[ntp:questions] Setting up a NTP Time Server
unruh-spam at physics.ubc.ca
Wed Apr 9 05:26:47 UTC 2008
hal-usenet at ip-64-139-1-69.sjc.megapath.net (Hal Murray) writes:
>>>No. All you need is refclock_nmea (127.127.20.x) for a directly
>>>connected NMEA device. Assuming that you're using a Linux kernel with
>>>PPS-kit or a BSD kernel (or another kernel which directly supports PPS).
>>OK, lets assume the kernel does NOT have the PPS support. Then what?
>If you setup a NMEA refclock, it runs off the text strings
>on the serial port. It works, it just doesn't keep as good
>time as you normally get from PPS.
Yes.
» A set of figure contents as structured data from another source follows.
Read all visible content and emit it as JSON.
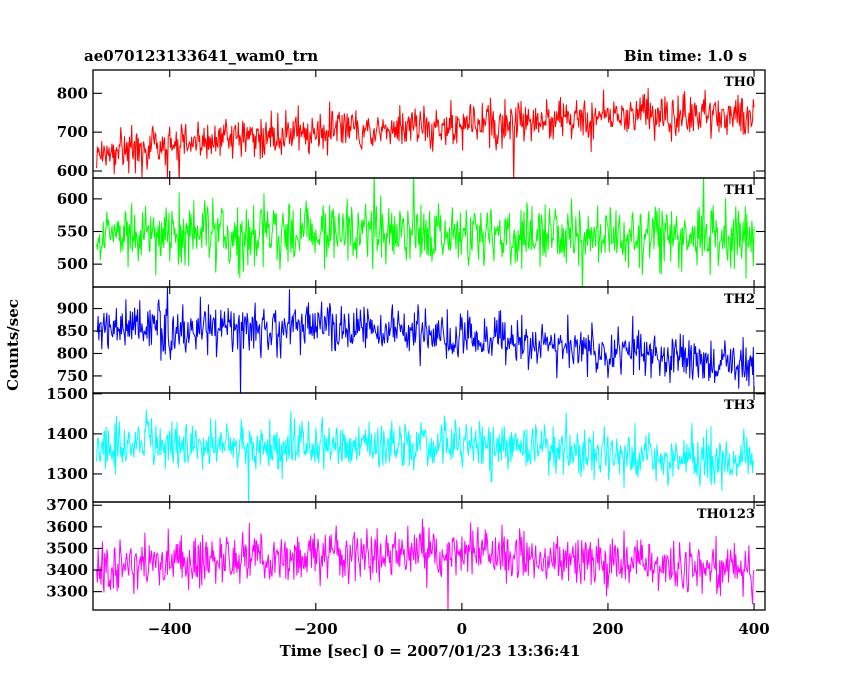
{
  "chart_data": {
    "type": "line",
    "title_left": "ae070123133641_wam0_trn",
    "title_right": "Bin time: 1.0 s",
    "xlabel": "Time [sec] 0 = 2007/01/23 13:36:41",
    "ylabel": "Counts/sec",
    "xlim": [
      -505,
      415
    ],
    "x_ticks": [
      -400,
      -200,
      0,
      200,
      400
    ],
    "x_tick_labels": [
      "−400",
      "−200",
      "0",
      "200",
      "400"
    ],
    "x_data_range": [
      -500,
      400
    ],
    "bin_time": 1.0,
    "grid": false,
    "panels": [
      {
        "name": "TH0",
        "color": "#ff0000",
        "ylim": [
          582,
          860
        ],
        "yticks": [
          600,
          700,
          800
        ],
        "baseline": [
          [
            -500,
            645
          ],
          [
            -300,
            690
          ],
          [
            -100,
            710
          ],
          [
            0,
            712
          ],
          [
            100,
            725
          ],
          [
            250,
            745
          ],
          [
            400,
            745
          ]
        ],
        "noise": 28,
        "excursion": [
          570,
          870
        ]
      },
      {
        "name": "TH1",
        "color": "#00ff00",
        "ylim": [
          465,
          632
        ],
        "yticks": [
          500,
          550,
          600
        ],
        "baseline": [
          [
            -500,
            545
          ],
          [
            -100,
            548
          ],
          [
            0,
            545
          ],
          [
            400,
            542
          ]
        ],
        "noise": 25,
        "excursion": [
          460,
          640
        ]
      },
      {
        "name": "TH2",
        "color": "#0000ff",
        "ylim": [
          712,
          948
        ],
        "yticks": [
          750,
          800,
          850,
          900
        ],
        "baseline": [
          [
            -500,
            860
          ],
          [
            -200,
            858
          ],
          [
            -50,
            850
          ],
          [
            100,
            820
          ],
          [
            250,
            795
          ],
          [
            400,
            775
          ]
        ],
        "noise": 28,
        "excursion": [
          700,
          950
        ]
      },
      {
        "name": "TH3",
        "color": "#00ffff",
        "ylim": [
          1230,
          1502
        ],
        "yticks": [
          1300,
          1400,
          1500
        ],
        "baseline": [
          [
            -500,
            1375
          ],
          [
            -200,
            1375
          ],
          [
            0,
            1370
          ],
          [
            200,
            1350
          ],
          [
            350,
            1330
          ],
          [
            400,
            1345
          ]
        ],
        "noise": 32,
        "excursion": [
          1215,
          1510
        ]
      },
      {
        "name": "TH0123",
        "color": "#ff00ff",
        "ylim": [
          3215,
          3715
        ],
        "yticks": [
          3300,
          3400,
          3500,
          3600,
          3700
        ],
        "baseline": [
          [
            -500,
            3410
          ],
          [
            -200,
            3470
          ],
          [
            0,
            3480
          ],
          [
            200,
            3430
          ],
          [
            400,
            3400
          ]
        ],
        "noise": 60,
        "excursion": [
          3200,
          3720
        ]
      }
    ]
  }
}
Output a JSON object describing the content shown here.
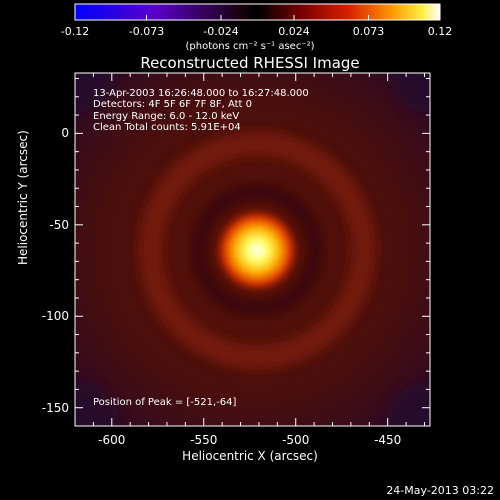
{
  "title": "Reconstructed RHESSI Image",
  "colorbar": {
    "tick_labels": [
      "-0.12",
      "-0.073",
      "-0.024",
      "0.024",
      "0.073",
      "0.12"
    ],
    "tick_values": [
      -0.12,
      -0.073,
      -0.024,
      0.024,
      0.073,
      0.12
    ],
    "range": [
      -0.12,
      0.12
    ],
    "units": "(photons cm⁻² s⁻¹ asec⁻²)"
  },
  "info": {
    "time": "13-Apr-2003 16:26:48.000 to 16:27:48.000",
    "detectors": "Detectors: 4F 5F 6F 7F 8F, Att 0",
    "energy": "Energy Range: 6.0 - 12.0 keV",
    "clean": "Clean    Total counts: 5.91E+04",
    "peak": "Position of Peak = [-521,-64]"
  },
  "timestamp": "24-May-2013 03:22",
  "chart_data": {
    "type": "heatmap",
    "title": "Reconstructed RHESSI Image",
    "xlabel": "Heliocentric X (arcsec)",
    "ylabel": "Heliocentric Y (arcsec)",
    "xlim": [
      -620,
      -427
    ],
    "ylim": [
      -160,
      33
    ],
    "xticks": [
      -600,
      -550,
      -500,
      -450
    ],
    "xtick_labels": [
      "-600",
      "-550",
      "-500",
      "-450"
    ],
    "yticks": [
      0,
      -50,
      -100,
      -150
    ],
    "ytick_labels": [
      "0",
      "-50",
      "-100",
      "-150"
    ],
    "colorbar_range": [
      -0.12,
      0.12
    ],
    "colormap": "heat (blue-purple-black-red-yellow-white)",
    "peak": {
      "x": -521,
      "y": -64,
      "value": 0.12
    },
    "ring": {
      "center": [
        -521,
        -64
      ],
      "radius": 58,
      "value": 0.024
    },
    "background_value": 0.01
  }
}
I was wondering how to use the PPS output even if the kernel does not
have pps support.
There is the shm support.
>How good depends on your GPS device. A lot of them have
>a lot of jitter.
The net ouput from a GArmin 18LVC into a Linux box, via my own interrupt
routine, is about plus or minus 2usec ( that includes any jitter in the GPS
pps signal, the clock reading jitter).
I use my own parallel interrupt routine (based on the O'Reiley book by
Alessandro Rubini and Jonathan Corbet "Linux Device Drivers"-- the short.c
driver). which is read by an adapted shm driver.
>You also get jitter from the OS (and serial port hardware).
>There should be a simple recipe to minimize that. I haven't
>seen one and several tries haven't produced anything that
>I'd call good-enough. (When I run out of other things to
What is good enough?
>These are my opinions, not necessarily my employer's. I hate spam.